Intanto era passato quasi un anno dal nostro primo incontro e col crescere della nostra intimità, le mie esibizioni presero a farsi più audaci e spudorate, via via che più vivi si facevano le mie voglie e il desiderio di sedurlo.
Un giorno decisi di giocare il tutto per tutto e mi feci fotografare mentre giocavo con un dildo, uno dei più grossi della mia nutrita collezione.
Lui si mostrò divertito quando lo tirai fuori da un cassetto e non fece obiezioni, continuando a scattare, mentre lo tenevo in mano, me lo passavo lascivamente sul corpo. Ad un certo punto, fissandolo intenzionalmente, presi a slinguare la cappella gommosa con l’espressione più lasciva che riuscii a trovare. Lui capì perfettamente il messaggio, ma:
“Che porca sei! - si limitò a ridacchiare, sia pure arrossendo un poco – Ti piacerebbe se fosse vero, eh?”
“Pensa se fosse il tuo…”, mugugnai languidamente.
Poi mi sdraiai su un plaid a terra, sollevai le gambe e mi puntai il dildo sul buco del culo.
“Dai, ficcatelo dentro, troia…”, sibilò Nico, smanettandosi l’uccello duro in attesa di scattare la foto.
“Ti piace vedere che me lo ficco nel culo, vero?”, feci con voce strozzata.
Lui non rispose, ma mi accorsi che gli brillavano gli occhi. In quel momento realizzai che forse era la prima volta che vedeva un uomo ficcarsi un dildo o qualsiasi altra cosa nel buco del culo, e l’idea mi elettrizzò: così, cominciai a spingere. Per fortuna avevo la figa rilassata e l’aggeggio era scivoloso di saliva; comunque era lo stesso troppo grosso per entrare senza impaccio, ma non desistetti: troppo eccitante era la prospettiva di offrirgli quello spettacolo nuovo per lui.
“Oh!....”, gemetti, rovesciando la testa all’indietro, quando il puntale forzò la resistenza dello sfintere e plof, il dildo mi sprofondò nel culo fino a metà.
“Azz!”, mi giunse da una remota lontananza, insieme a una rapida successione di flash.
Continuai a spingere fino ad affondarmelo tutto nel buco martoriato.

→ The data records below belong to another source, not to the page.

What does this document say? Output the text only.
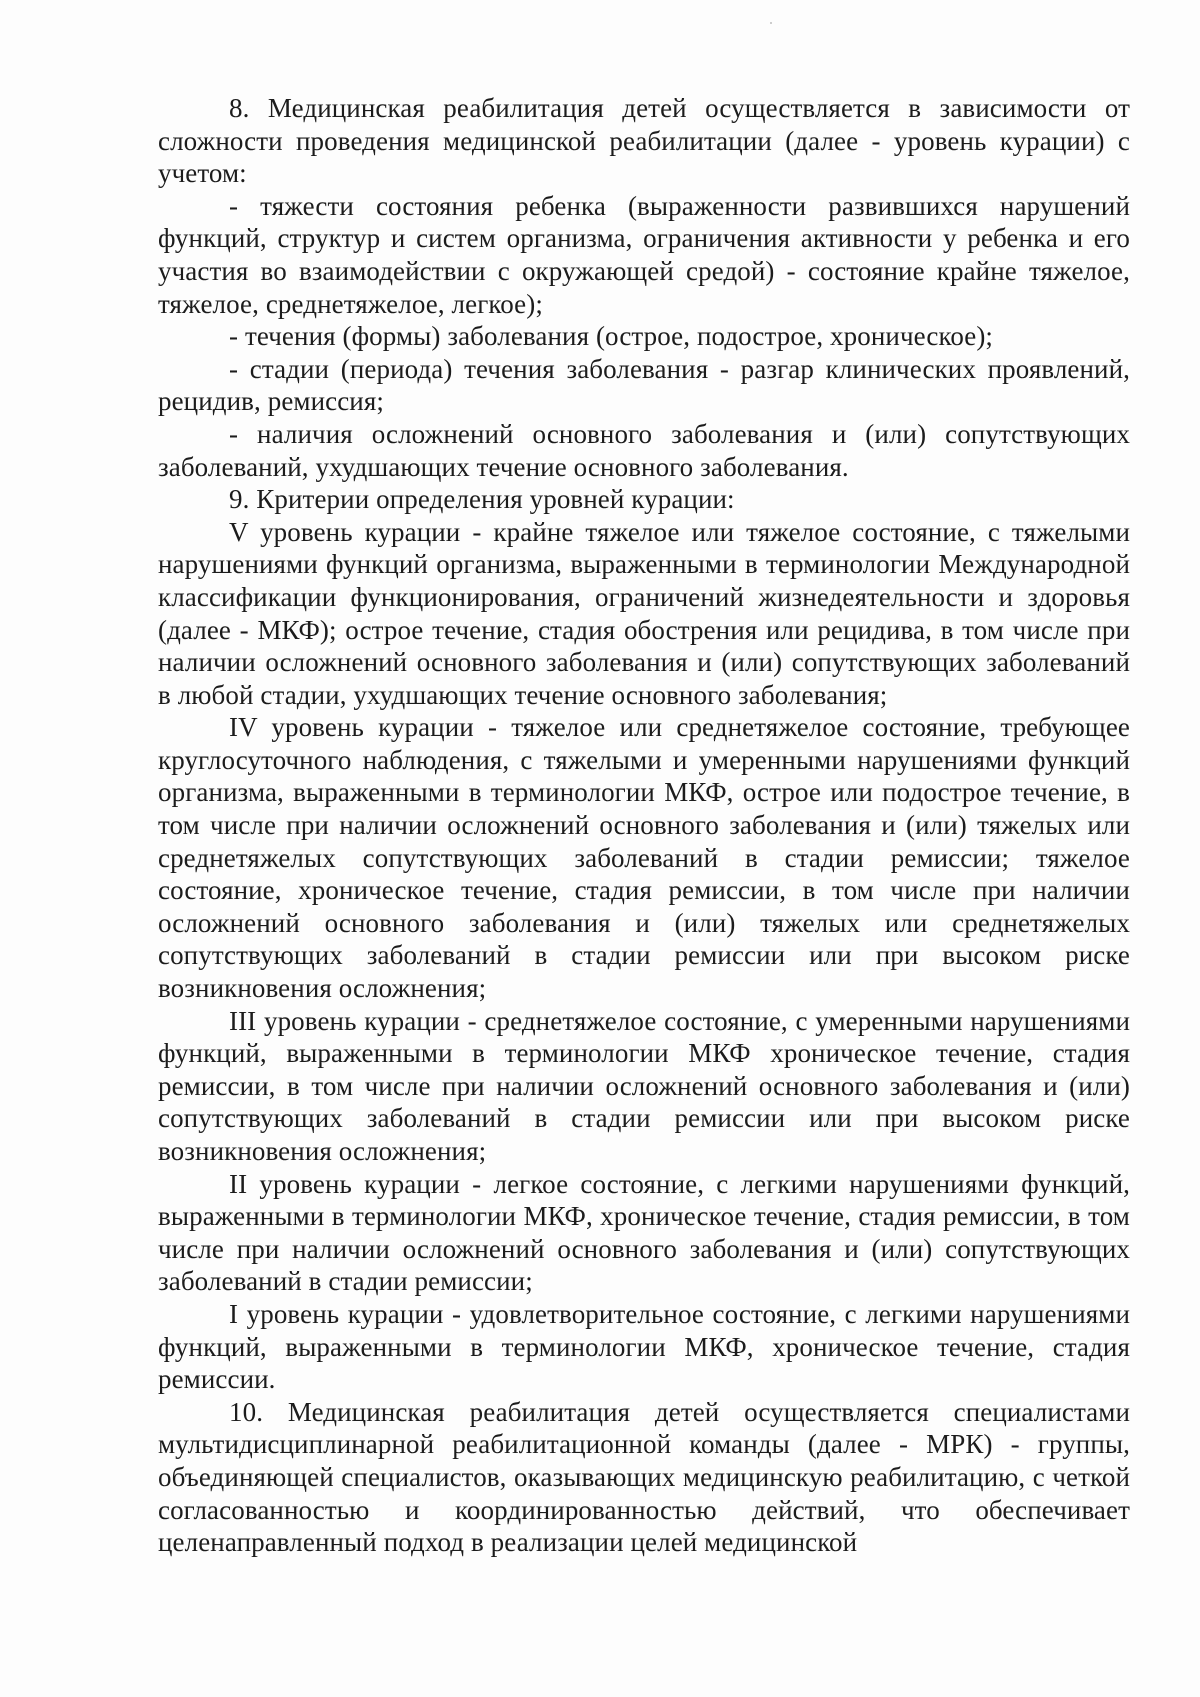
8. Медицинская реабилитация детей осуществляется в зависимости от сложности проведения медицинской реабилитации (далее - уровень курации) с учетом:

- тяжести состояния ребенка (выраженности развившихся нарушений функций, структур и систем организма, ограничения активности у ребенка и его участия во взаимодействии с окружающей средой) - состояние крайне тяжелое, тяжелое, среднетяжелое, легкое);

- течения (формы) заболевания (острое, подострое, хроническое);

- стадии (периода) течения заболевания - разгар клинических проявлений, рецидив, ремиссия;

- наличия осложнений основного заболевания и (или) сопутствующих заболеваний, ухудшающих течение основного заболевания.

9. Критерии определения уровней курации:

V уровень курации - крайне тяжелое или тяжелое состояние, с тяжелыми нарушениями функций организма, выраженными в терминологии Международной классификации функционирования, ограничений жизнедеятельности и здоровья (далее - МКФ); острое течение, стадия обострения или рецидива, в том числе при наличии осложнений основного заболевания и (или) сопутствующих заболеваний в любой стадии, ухудшающих течение основного заболевания;

IV уровень курации - тяжелое или среднетяжелое состояние, требующее круглосуточного наблюдения, с тяжелыми и умеренными нарушениями функций организма, выраженными в терминологии МКФ, острое или подострое течение, в том числе при наличии осложнений основного заболевания и (или) тяжелых или среднетяжелых сопутствующих заболеваний в стадии ремиссии; тяжелое состояние, хроническое течение, стадия ремиссии, в том числе при наличии осложнений основного заболевания и (или) тяжелых или среднетяжелых сопутствующих заболеваний в стадии ремиссии или при высоком риске возникновения осложнения;

III уровень курации - среднетяжелое состояние, с умеренными нарушениями функций, выраженными в терминологии МКФ хроническое течение, стадия ремиссии, в том числе при наличии осложнений основного заболевания и (или) сопутствующих заболеваний в стадии ремиссии или при высоком риске возникновения осложнения;

II уровень курации - легкое состояние, с легкими нарушениями функций, выраженными в терминологии МКФ, хроническое течение, стадия ремиссии, в том числе при наличии осложнений основного заболевания и (или) сопутствующих заболеваний в стадии ремиссии;

I уровень курации - удовлетворительное состояние, с легкими нарушениями функций, выраженными в терминологии МКФ, хроническое течение, стадия ремиссии.

10. Медицинская реабилитация детей осуществляется специалистами мультидисциплинарной реабилитационной команды (далее - МРК) - группы, объединяющей специалистов, оказывающих медицинскую реабилитацию, с четкой согласованностью и координированностью действий, что обеспечивает целенаправленный подход в реализации целей медицинской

Allora mi fermai e lo guardai: Nico ansimava leggermente, mentre scattava da diverse angolazioni e il suo cazzo ballonzava turgido nell’aria, quasi in preda all’orgasmo. Non mi sbagliavo, allora: era la prima volta che assisteva allo stupro anale di un uomo e ne stava subendo tutta la straordinaria carica emotiva.
Fa che mi salti addosso!, implorai mentalmente, mentre lui si avvicinava, ma solo per farmi un primo piano dell’anello stirato attorno al fusto massiccio del dildo. Rimasi fermo un istante, poi, dimenandomi, iniziai a farlo scorrere lentamente dentro e fuori.

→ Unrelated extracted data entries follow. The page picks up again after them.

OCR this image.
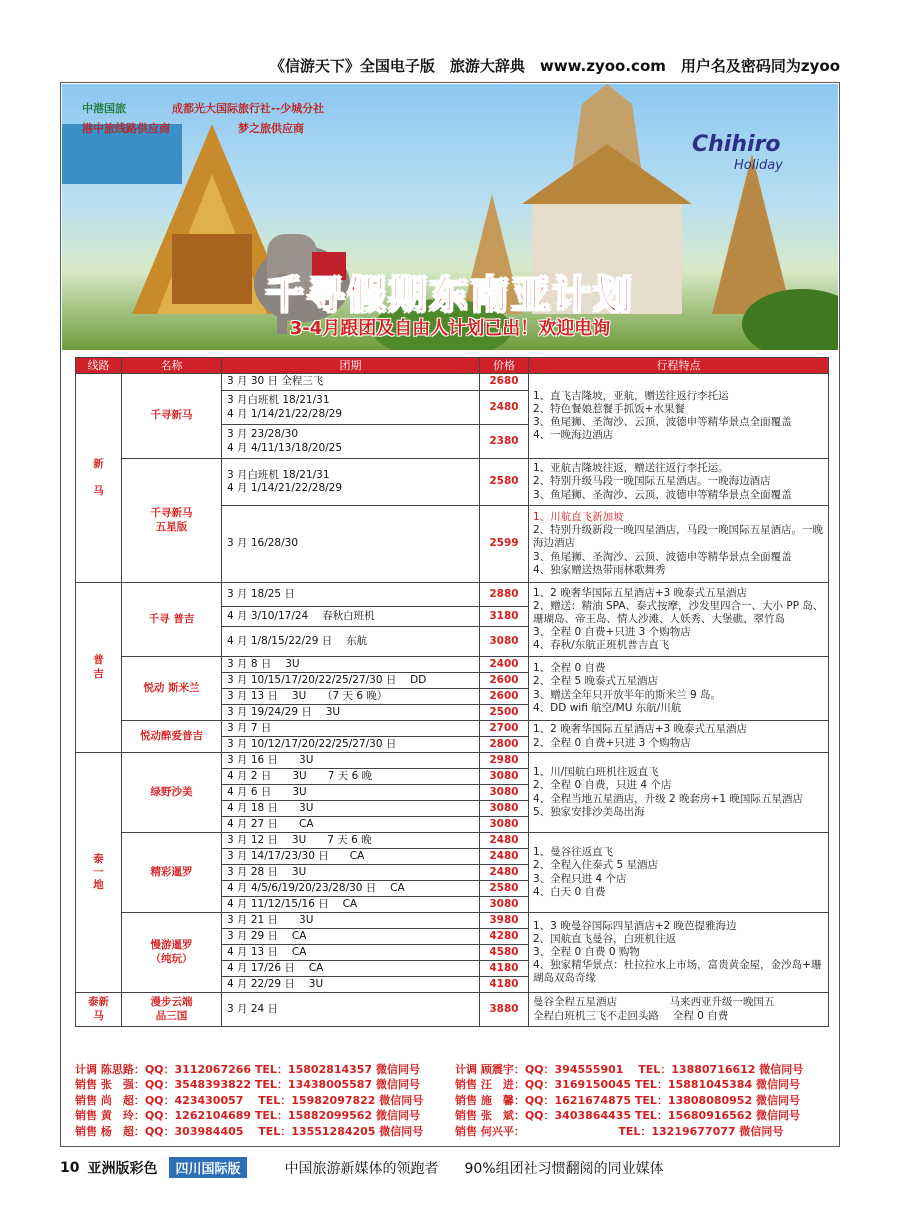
《信游天下》全国电子版　旅游大辞典　www.zyoo.com　用户名及密码同为zyoo
中港国旅	成都光大国际旅行社--少城分社
港中旅线路供应商	梦之旅供应商
Chihiro
Holiday
千寻假期东南亚计划
3-4月跟团及自由人计划已出！欢迎电询
线路	名称	团期	价格	行程特点
新

马	千寻新马	3 月 30 日 全程三飞	2680	1、直飞吉隆坡，亚航，赠送往返行李托运
2、特色餐娘惹餐手抓饭+水果餐
3、鱼尾狮、圣淘沙、云顶、波德申等精华景点全面覆盖
4、一晚海边酒店

		3 月白班机 18/21/31
4 月 1/14/21/22/28/29	2480	
		3 月 23/28/30
4 月 4/11/13/18/20/25	2380	
	千寻新马
五星版	3 月白班机 18/21/31
4 月 1/14/21/22/28/29	2580	1、亚航吉隆坡往返，赠送往返行李托运。
2、特别升级马段一晚国际五星酒店。一晚海边酒店
3、鱼尾狮、圣淘沙、云顶、波德申等精华景点全面覆盖

		3 月 16/28/30	2599	1、川航直飞新加坡
2、特别升级新段一晚四星酒店，马段一晚国际五星酒店。一晚海边酒店
3、鱼尾狮、圣淘沙、云顶、波德申等精华景点全面覆盖
4、独家赠送热带雨林歌舞秀

普
吉	千寻 普吉	3 月 18/25 日	2880	1、2 晚奢华国际五星酒店+3 晚泰式五星酒店
2、赠送：精油 SPA、泰式按摩，沙发里四合一、大小 PP 岛、珊瑚岛、帝王岛、情人沙滩、人妖秀、大堡礁、翠竹岛
3、全程 0 自费+只进 3 个购物店
4、春秋/东航正班机普吉直飞

		4 月 3/10/17/24　 春秋白班机	3180	
		4 月 1/8/15/22/29 日　 东航	3080	
	悦动 斯米兰	3 月 8 日　 3U	2400	1、全程 0 自费
2、全程 5 晚泰式五星酒店
3、赠送全年只开放半年的斯米兰 9 岛。
4、DD wifi 航空/MU 东航/川航

		3 月 10/15/17/20/22/25/27/30 日　 DD	2600	
		3 月 13 日　 3U　　（7 天 6 晚）	2600	
		3 月 19/24/29 日　 3U	2500	
	悦动醉爱普吉	3 月 7 日	2700	1、2 晚奢华国际五星酒店+3 晚泰式五星酒店
2、全程 0 自费+只进 3 个购物店

		3 月 10/12/17/20/22/25/27/30 日	2800	
泰
一
地	绿野沙美	3 月 16 日　　3U	2980	1、川/国航白班机往返直飞
2、全程 0 自费，只进 4 个店
4、全程当地五星酒店，升级 2 晚套房+1 晚国际五星酒店
5、独家安排沙美岛出海

		4 月 2 日　　3U　　7 天 6 晚	3080	
		4 月 6 日　　3U	3080	
		4 月 18 日　　3U	3080	
		4 月 27 日　　CA	3080	
	精彩暹罗	3 月 12 日　 3U　　7 天 6 晚	2480	1、曼谷往返直飞
2、全程入住泰式 5 星酒店
3、全程只进 4 个店
4、白天 0 自费

		3 月 14/17/23/30 日　　CA	2480	
		3 月 28 日　 3U	2480	
		4 月 4/5/6/19/20/23/28/30 日　 CA	2580	
		4 月 11/12/15/16 日　 CA	3080	
	慢游暹罗
（纯玩）	3 月 21 日　　3U	3980	1、3 晚曼谷国际四星酒店+2 晚芭提雅海边
2、国航直飞曼谷，白班机往返
3、全程 0 自费 0 购物
4、独家精华景点：杜拉拉水上市场，富贵黄金屋，金沙岛+珊瑚岛双岛奇缘

		3 月 29 日　 CA	4280	
		4 月 13 日　 CA	4580	
		4 月 17/26 日　 CA	4180	
		4 月 22/29 日　 3U	4180	
泰新
马	漫步云端
品三国	3 月 24 日	3880	曼谷全程五星酒店　　　　　马来西亚升级一晚国五
全程白班机三飞不走回头路　 全程 0 自费
计调 陈思路：QQ：3112067266 TEL：15802814357 微信同号	计调 顾震宇：QQ：394555901　 TEL：13880716612 微信同号
销售 张　强：QQ：3548393822 TEL：13438005587 微信同号	销售 汪　进：QQ：3169150045 TEL：15881045384 微信同号
销售 尚　超：QQ：423430057　 TEL：15982097822 微信同号	销售 施　馨：QQ：1621674875 TEL：13808080952 微信同号
销售 黄　玲：QQ：1262104689 TEL：15882099562 微信同号	销售 张　斌：QQ：3403864435 TEL：15680916562 微信同号
销售 杨　超：QQ：303984405　 TEL：13551284205 微信同号	销售 何兴平：　　　　　　　　　TEL：13219677077 微信同号
10 亚洲版彩色	四川国际版	中国旅游新媒体的领跑者 90%组团社习惯翻阅的同业媒体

“Dai, fottiti il culo, puttana…”, mi giunsero i suoi commenti.
“Dammi il tuo cazzo… dammi il tuo cazzo…”, gemetti negli spasimi del piacere, agguantandomi l’uccello e prendendo a masturbarmi.
Durai poco: tempo trenta secondi e l’orgasmo esplose, inondandomi il petto e la pancia, mentre lo sfintere mi si serrava a scatti attorno al duro corpo del dildo. Ansimavo ancora,stringendomi con due dita il cazzo molle e stremato, quando aprii gli occhi: Nico mi sovrastava a gambe larghe, aveva l’aria stravolta e si stava segando l’uccello con foga febbrile.
“Ti sborro addosso, troia, ti sborro addosso…”, ansimò con voce strozzata, e subito dopo una pioggia calda e densa mi si rovesciò sul petto e sullo stomaco, frammischiandosi alla mia.
Finito di sborrare, Nico si scrollò con forza l’uccello diverse volte, poi fece un passo indietro e prese a pulirsi con l’asciugamano che avevo preparato lì.
Ero letteralmente ricoperto di sborra.
“Me lo passi, per piacere?”, gli chiesi, accennando all’asciugamano che stava gettando via.
Lui me lo porse e mi pulii alla meglio; poi, sotto il suoi occhi, mi tolsi lentamente il dildo dal culo e ce lo avvolsi per lavarlo più tardi.
“Te lo sei goduto, eh?”, ghignò Nico, mentre mi rialzavo.
Gli andai vicino e presi in mano il suo cazzo molle:
“Questo me lo sarei goduto ancora di più!”, sospirai con un mesto sorriso.
Aveva ancora la punta bagnata.
“Immagino!”, commentò lui, iniziando a rivestirsi.
“Eppure una volta o l’altra dovrai deciderti a mettermelo.”
“Non ti arrendi mai, eh?”, rise Nico in risposta.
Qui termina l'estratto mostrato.